The Public Health System in the United States

The mission of the public health system in the United States is to promote the mental and physical health of its citizens and to prevent injury, disease, and disability. The United States’ public health system is a multi-faceted system that is very complex. Its role in protecting and enhancing the health of the citizens is tremendously significant (Blendon, 2009).

Public health refers to the art, science, efforts, and approaches employed by all sectors of society to protect, maintain, assure, improve and promote people’s health. Nevertheless, the public health system is not exclusively responsible for guaranteeing decent population health. The entire community, governmental public health infrastructure, the media, the health care delivery system, and academia all play an imperative role. The three major functions of public health are Assessment, Policy Development, and Assurance. Some responsibility of public health function is placed at all government levels i.e. the federal, the state, and the local governments.

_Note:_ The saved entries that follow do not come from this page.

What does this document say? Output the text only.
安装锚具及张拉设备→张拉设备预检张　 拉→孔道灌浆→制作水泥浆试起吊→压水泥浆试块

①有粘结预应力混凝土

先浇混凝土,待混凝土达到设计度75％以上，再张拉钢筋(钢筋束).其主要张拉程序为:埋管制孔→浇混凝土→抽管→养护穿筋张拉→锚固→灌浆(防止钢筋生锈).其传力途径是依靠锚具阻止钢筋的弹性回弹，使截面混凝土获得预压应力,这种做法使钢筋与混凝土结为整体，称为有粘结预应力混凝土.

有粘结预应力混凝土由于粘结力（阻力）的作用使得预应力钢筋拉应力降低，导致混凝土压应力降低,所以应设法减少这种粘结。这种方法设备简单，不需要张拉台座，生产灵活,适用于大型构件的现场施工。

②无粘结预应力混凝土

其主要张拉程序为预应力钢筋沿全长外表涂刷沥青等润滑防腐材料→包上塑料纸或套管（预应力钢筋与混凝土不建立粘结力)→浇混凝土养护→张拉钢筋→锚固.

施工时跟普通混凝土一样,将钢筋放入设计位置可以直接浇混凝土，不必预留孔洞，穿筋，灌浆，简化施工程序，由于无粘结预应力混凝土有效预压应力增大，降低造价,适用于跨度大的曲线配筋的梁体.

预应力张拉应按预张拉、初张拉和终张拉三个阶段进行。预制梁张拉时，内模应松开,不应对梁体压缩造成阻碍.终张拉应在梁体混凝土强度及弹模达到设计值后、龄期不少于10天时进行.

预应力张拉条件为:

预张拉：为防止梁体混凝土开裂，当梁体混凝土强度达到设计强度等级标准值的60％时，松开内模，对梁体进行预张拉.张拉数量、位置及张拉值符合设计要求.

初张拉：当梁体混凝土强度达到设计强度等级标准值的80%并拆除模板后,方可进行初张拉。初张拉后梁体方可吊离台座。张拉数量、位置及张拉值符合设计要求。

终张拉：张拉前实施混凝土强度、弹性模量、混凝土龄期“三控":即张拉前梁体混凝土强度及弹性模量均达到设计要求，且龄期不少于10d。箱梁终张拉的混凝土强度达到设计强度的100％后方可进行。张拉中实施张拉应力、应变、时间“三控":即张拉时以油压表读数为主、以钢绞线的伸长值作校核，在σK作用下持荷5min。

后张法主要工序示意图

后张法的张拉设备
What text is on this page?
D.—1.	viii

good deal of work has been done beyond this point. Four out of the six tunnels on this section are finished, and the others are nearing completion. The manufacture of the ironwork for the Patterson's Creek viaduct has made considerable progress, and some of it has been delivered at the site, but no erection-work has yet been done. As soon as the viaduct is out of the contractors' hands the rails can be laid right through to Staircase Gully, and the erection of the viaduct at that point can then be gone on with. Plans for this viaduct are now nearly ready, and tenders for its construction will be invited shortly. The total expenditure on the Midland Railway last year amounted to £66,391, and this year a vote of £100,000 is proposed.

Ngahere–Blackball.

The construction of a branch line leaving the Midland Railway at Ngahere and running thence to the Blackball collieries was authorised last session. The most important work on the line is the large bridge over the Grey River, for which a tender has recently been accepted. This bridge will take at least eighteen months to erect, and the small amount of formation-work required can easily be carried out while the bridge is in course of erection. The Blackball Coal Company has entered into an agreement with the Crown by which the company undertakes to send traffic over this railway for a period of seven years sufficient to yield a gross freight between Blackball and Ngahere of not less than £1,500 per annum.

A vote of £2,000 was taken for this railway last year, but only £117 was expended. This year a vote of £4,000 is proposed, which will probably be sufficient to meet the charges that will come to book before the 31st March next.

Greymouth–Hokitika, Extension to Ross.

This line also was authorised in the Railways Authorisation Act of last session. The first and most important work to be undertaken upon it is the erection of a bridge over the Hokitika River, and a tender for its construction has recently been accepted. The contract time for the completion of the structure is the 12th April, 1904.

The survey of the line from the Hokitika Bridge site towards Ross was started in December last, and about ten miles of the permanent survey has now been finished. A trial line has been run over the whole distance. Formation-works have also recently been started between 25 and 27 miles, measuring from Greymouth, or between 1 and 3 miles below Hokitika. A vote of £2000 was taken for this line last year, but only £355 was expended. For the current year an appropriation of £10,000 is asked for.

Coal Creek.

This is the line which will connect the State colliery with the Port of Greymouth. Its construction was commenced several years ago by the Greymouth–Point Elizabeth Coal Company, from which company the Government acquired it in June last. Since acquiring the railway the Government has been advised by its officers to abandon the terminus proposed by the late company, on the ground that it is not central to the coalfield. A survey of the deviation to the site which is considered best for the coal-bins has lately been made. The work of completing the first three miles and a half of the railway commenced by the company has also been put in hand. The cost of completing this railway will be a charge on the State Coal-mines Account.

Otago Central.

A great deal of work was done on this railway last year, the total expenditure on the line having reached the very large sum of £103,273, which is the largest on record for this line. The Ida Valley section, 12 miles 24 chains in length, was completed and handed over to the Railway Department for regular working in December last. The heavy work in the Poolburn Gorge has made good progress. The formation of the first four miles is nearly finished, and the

Nevertheless, the greatest authority for public health is placed at the state level. The federal government influences public health practice through leadership, funding decisions, and directing attention to public health matters. On the other hand, the state engages in diverse activities to protect public health including licensing healthcare facilities and workers, conducting inspections, enforcing sanitary and safety codes, authorizing quarantine and isolation, and reporting certain illnesses to state authorities. The state often delegates some of these functions to local governments (Adamy, 2009).

Assessment refers to the collection and analysis of information about health problems. This involves the identification of needs, collection, and interpretation of data. Policy development often involves broad-based consultations with all stakeholders to evaluate the information at hand to make informed decisions to ensure that public interest is served by the adopted interventions. This involves priority setting and planning, advocacy and policy leadership, and encouraging the participation of public and private sectors through persuasion and the use of incentives. Assurance refers to protecting and promoting public interests through regulations, campaigns, events, programs, and the use of other strategies to ensure that essential services are provided to meet the set goals.

In 2000, leaders at the Center for Disease Control and Prevention identified ten challenges that continue to face public health in the US and formulated the way forward. These are: instituting a rational health care system; eliminating health disparities among ethnic and racial groups; focusing on children’s intellectual and emotional development; achieving a longer healthspan; integrating physical activity and healthy eating; protecting and cleaning up the environment; preparation in terms of responding to emerging infectious ailments; recognizing and addressing the impact of mental health on the overall well-being; reducing the rate of violence in the society; and the use of technological advances and new scientific knowledge in an ethical, equitable and responsible manner.

There is a mixed opinion among the citizens in terms of health care reform. The majority of American citizens express the desire for reforms in health care since they view the system as too expensive. They are also concerned with the way insurance companies elude meeting health costs through caps, co-payments, and coverage exclusions. In addition, the system does not cover all citizens. Each of these challenges is massive, and given the fragmentation and complexity of the public health system, the political divergence, the need for a cultural shift, and the limited resources allocated to the system, any progress would require a dramatic shift by all stakeholders (Scutchfield, 2009).


Adamy, J. (2009). Support for Health Overhaul Wanes. The Wall Street Journal, Vol.38 (2), 10-15.

Blendon, R. & Benson, M. (2001). Americans’ Views on Health Policy: A Fifty-Year Historical Perspective. Health Affairs Vol.28, 18-29.

Scutchfield F. & Keck, C. (2009). Principles of Public Health Practice. New York: Delmar Cengage Learning.